Leafminer on mums
Editor’s note: This article is from the archives of the MSU Crop Advisory Team Alerts. Check the label of any pesticide referenced to ensure your use is included.
There are areas in Michigan where leafminers (Liliomyza trifolii) are being seen on the fall mum crop.
They have a fairly short life cycle that can be completed in 21 to 28 days under hot and humid conditions such as what we have experienced over the last two weeks. This allows for multiple generations to occur during the summer.
Small, less than 2 mm in length. The head and legs are yellow with red eyes. Look for them on your sticky cards. The female’s life expectancy is longer than the male’s since they pierce the leaf tissue with their ovipositor to feed and lay eggs where the males do not have that ability. The females can make numerous punctures and can lay up to 39 eggs per day.
Egg laying behavior
The females prefer older leaf surfaces for ovipositing (lower leaves of your mum plants for scouting purposes) and they tend to deposit them in the middle of the plant.

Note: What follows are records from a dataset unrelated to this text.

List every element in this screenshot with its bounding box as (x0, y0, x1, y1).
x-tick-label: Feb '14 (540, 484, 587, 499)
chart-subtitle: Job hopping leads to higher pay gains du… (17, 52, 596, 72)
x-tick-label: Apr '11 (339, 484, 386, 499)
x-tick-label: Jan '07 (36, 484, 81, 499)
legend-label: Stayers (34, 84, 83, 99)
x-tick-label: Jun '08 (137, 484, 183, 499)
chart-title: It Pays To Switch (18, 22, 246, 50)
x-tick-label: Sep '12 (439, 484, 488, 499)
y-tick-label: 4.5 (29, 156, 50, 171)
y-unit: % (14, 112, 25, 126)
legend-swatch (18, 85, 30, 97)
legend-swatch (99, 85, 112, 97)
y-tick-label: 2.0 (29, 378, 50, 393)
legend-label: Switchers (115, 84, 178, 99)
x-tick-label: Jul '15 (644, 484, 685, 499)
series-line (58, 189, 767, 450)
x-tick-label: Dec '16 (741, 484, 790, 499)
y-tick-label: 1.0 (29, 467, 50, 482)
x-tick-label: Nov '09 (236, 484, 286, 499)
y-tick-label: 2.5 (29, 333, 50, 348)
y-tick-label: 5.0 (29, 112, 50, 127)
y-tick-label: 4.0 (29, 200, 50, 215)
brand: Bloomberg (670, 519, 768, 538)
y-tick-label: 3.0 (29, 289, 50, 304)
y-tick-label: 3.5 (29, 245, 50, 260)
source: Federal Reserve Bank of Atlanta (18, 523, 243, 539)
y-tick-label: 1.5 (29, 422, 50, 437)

The egg hatches just below the epidermis and the larvae begin feeding and moving around making the serpentine damage due to the mining of the tissue. There are four instars and at each instar the insects body size increases. At the last instar, they can measure at approximate 0.25 mm. One positive factor is that over at 83°F, larvae experience mortality.
Dr. Dave Smitley recommends Avid and Citation. If you have stock plants, they should be treated before taking cuttings or spray new crop when it arrives and again two and four weeks later. We are beyond that at this time, so you need to begin your sprays as soon as possible if you have activity to reduce females activity.
There are a number of natural enemies; however, any insecticide spray applications for other pests on mums will eliminate or reduce their activity.